Having never been employed in her life where would she get a job letter? How will she acquire a TIN certificate? She has never travelled and has no plans to so why is she supposed to acquire a passport? Why cannot a national ID be sufficient to conduct a financial transaction? What kind of money could a woman like her launder? And what terror could she cause anyone?
These preposterous impositions by the international community on the ordinary Guyanese citizen is akin to our nation losing its sovereignty; because it is by their diktat and their conditionalities that the lives of the Guyanese people have become difficult, despite our own Government’s attempts to cushion our survival systems.

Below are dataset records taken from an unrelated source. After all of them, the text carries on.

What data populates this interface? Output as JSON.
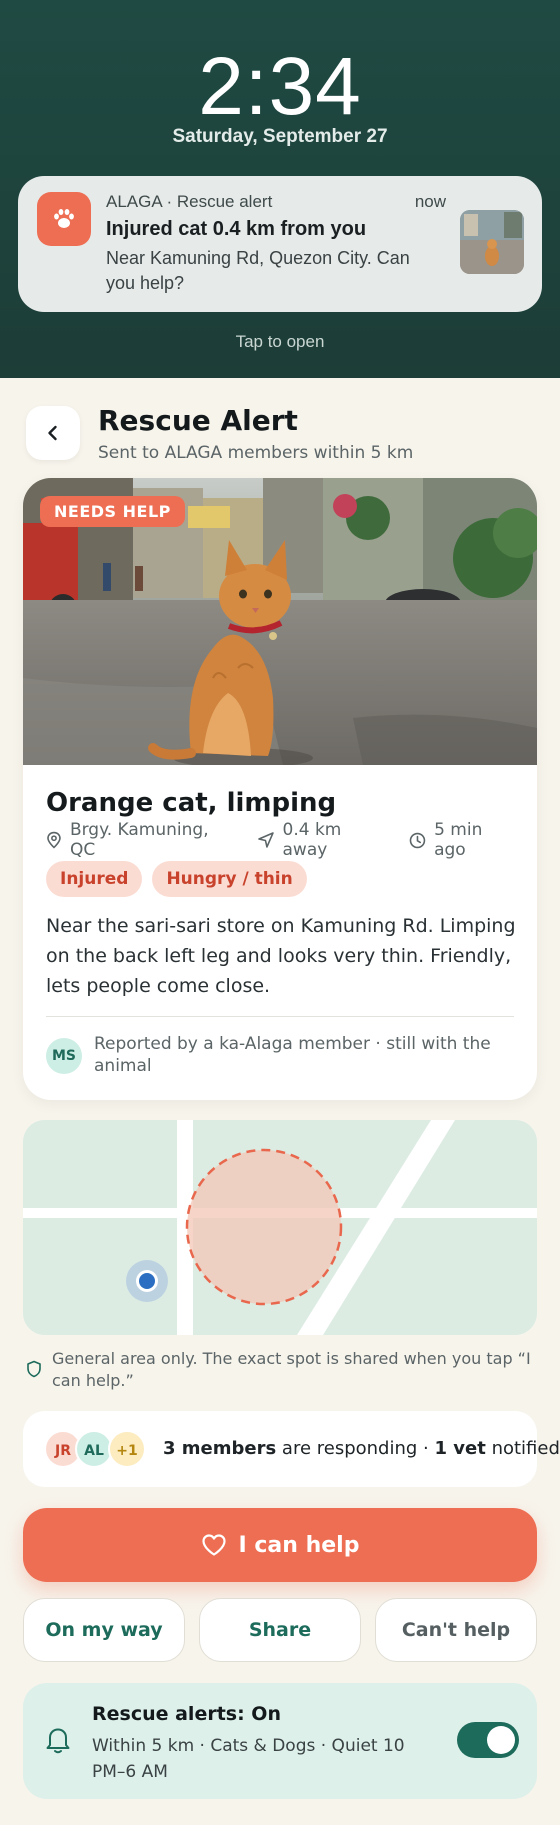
{
  "lock": {
    "time": "2:34",
    "date": "Saturday, September 27",
    "notification": {
      "app": "ALAGA · Rescue alert",
      "when": "now",
      "title": "Injured cat 0.4 km from you",
      "body": "Near Kamuning Rd, Quezon City. Can you help?"
    },
    "tap_hint": "Tap to open"
  },
  "header": {
    "title": "Rescue Alert",
    "subtitle": "Sent to ALAGA members within 5 km"
  },
  "alert": {
    "badge": "NEEDS HELP",
    "title": "Orange cat, limping",
    "location": "Brgy. Kamuning, QC",
    "distance": "0.4 km away",
    "time_ago": "5 min ago",
    "tags": [
      "Injured",
      "Hungry / thin"
    ],
    "description": "Near the sari-sari store on Kamuning Rd. Limping on the back left leg and looks very thin. Friendly, lets people come close.",
    "reporter_initials": "MS",
    "reporter_text": "Reported by a ka-Alaga member · still with the animal"
  },
  "map": {
    "privacy_note": "General area only. The exact spot is shared when you tap “I can help.”"
  },
  "responders": {
    "avatars": [
      "JR",
      "AL",
      "+1"
    ],
    "members_count": "3 members",
    "members_suffix": " are responding · ",
    "vet_count": "1 vet",
    "vet_suffix": " notified"
  },
  "actions": {
    "primary": "I can help",
    "on_my_way": "On my way",
    "share": "Share",
    "cant_help": "Can't help"
  },
  "settings": {
    "title": "Rescue alerts: On",
    "description": "Within 5 km · Cats & Dogs · Quiet 10 PM–6 AM",
    "enabled": true
  },
  "colors": {
    "accent": "#ee6e53",
    "primary_green": "#1d6b5b",
    "lock_bg": "#1f4a43",
    "page_bg": "#f7f4ec"
  }
}
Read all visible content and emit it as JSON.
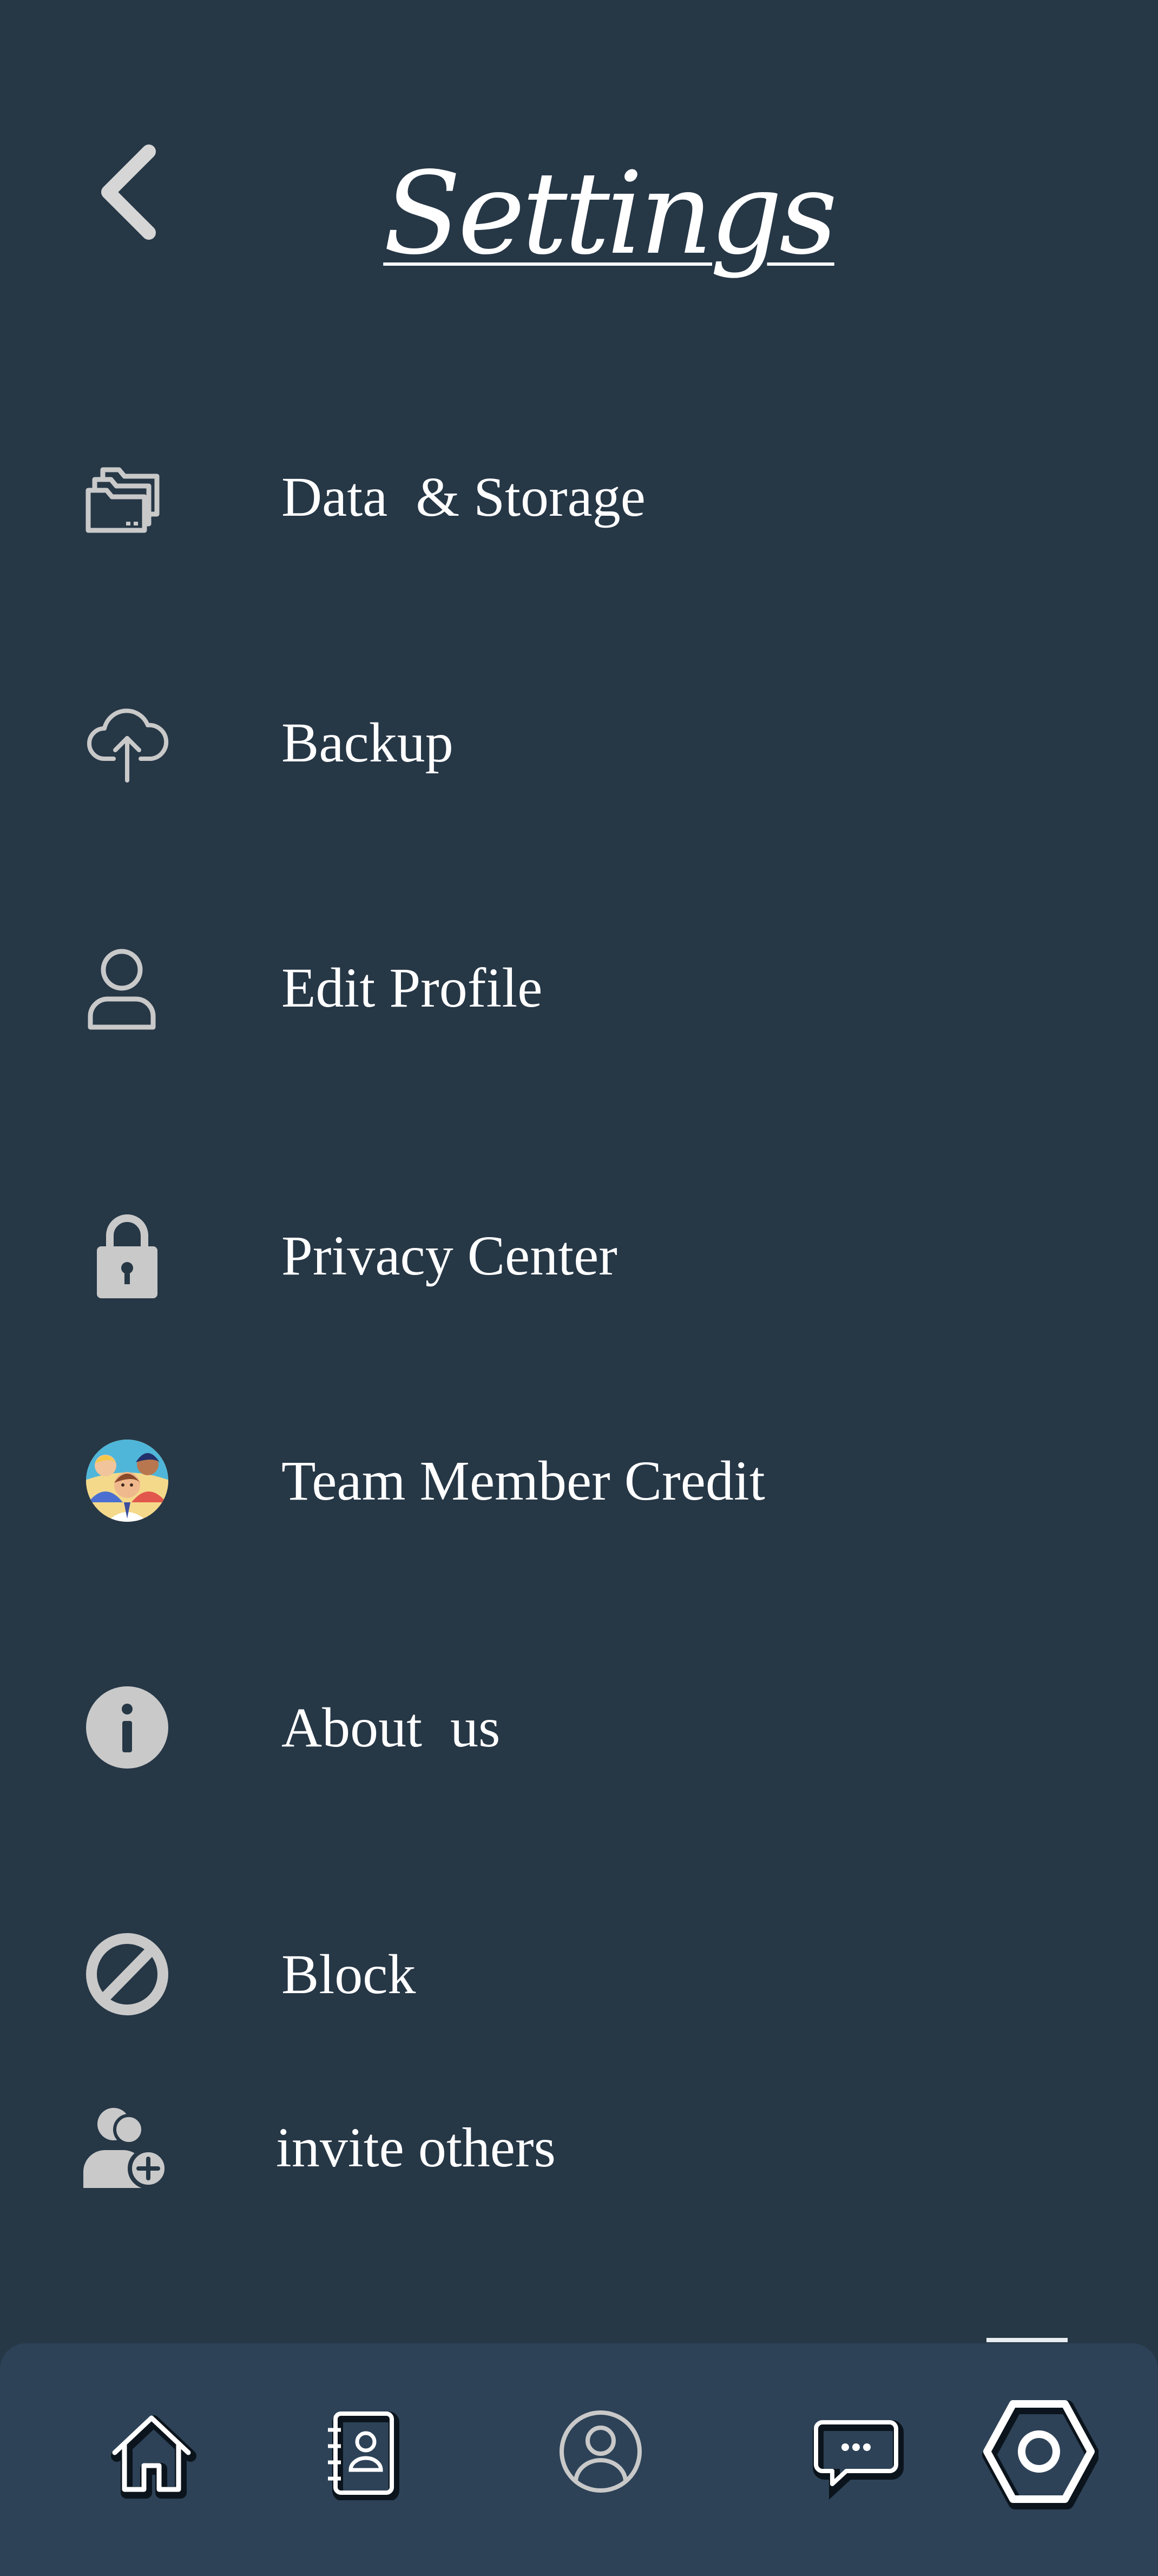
{
  "header": {
    "title": "Settings",
    "back_icon": "chevron-left-icon"
  },
  "menu": {
    "items": [
      {
        "label": "Data  & Storage",
        "icon": "folders-icon"
      },
      {
        "label": "Backup",
        "icon": "cloud-upload-icon"
      },
      {
        "label": "Edit Profile",
        "icon": "user-icon"
      },
      {
        "label": "Privacy Center",
        "icon": "lock-icon"
      },
      {
        "label": "Team Member Credit",
        "icon": "team-avatar-icon"
      },
      {
        "label": "About  us",
        "icon": "info-icon"
      },
      {
        "label": "Block",
        "icon": "block-icon"
      },
      {
        "label": "invite others",
        "icon": "add-user-icon"
      }
    ]
  },
  "bottom_nav": {
    "items": [
      {
        "icon": "home-icon"
      },
      {
        "icon": "contacts-book-icon"
      },
      {
        "icon": "profile-icon"
      },
      {
        "icon": "chat-icon"
      },
      {
        "icon": "settings-hexagon-icon",
        "active": true
      }
    ]
  },
  "colors": {
    "background": "#263746",
    "nav_background": "#2d4257",
    "icon_gray": "#c9c9c9",
    "text": "#ffffff"
  }
}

Banks are being forced to turn away customers. They no longer serve as institutions to comfortably and readily facilitate the wealth-creation of the ordinary man or woman, and managers are no longer free to make unilateral decisions peculiar to the individual needs and constraints of their customers because they are forced to follow dictated and mandatory transactional procedures: Even the youngster who does odd jobs to save to fund a tertiary education is stymied by the difficulties currently being imposed on the ordinary people who want to open a simple Savings Account, all because of non-passage of the AML/CFT Bill – to what avail?
The Government is most likely being challenged in diverse ways to keep Guyana’s macro-economic fundamentals stable; and the private sector, termed Guyana’s engine of growth – if not immediately, then certainly in incremental stages, would be impeded in diverse ways by impediments now threatening commerce in Guyana through heavy energy costs (Amaila Falls imbroglio) and the myriad of ways the disposable income of the average Guyanese is being negatively impacted by non-passage of the AML/CFT Bill; as well as the vengeful budget cuts. The impacts will certainly be felt by the entrepreneurial community in a multiplicity of ways.
Can Guyana sustain and weather this steady derailment of its socio-economic constructs? Only time will tell; but the erosion has started. Some presidential aspirants, more particularly in the political Opposition, are negatively impacting Guyana’s growth poles by the intractable positions they assume on national issues that have international trading connotations.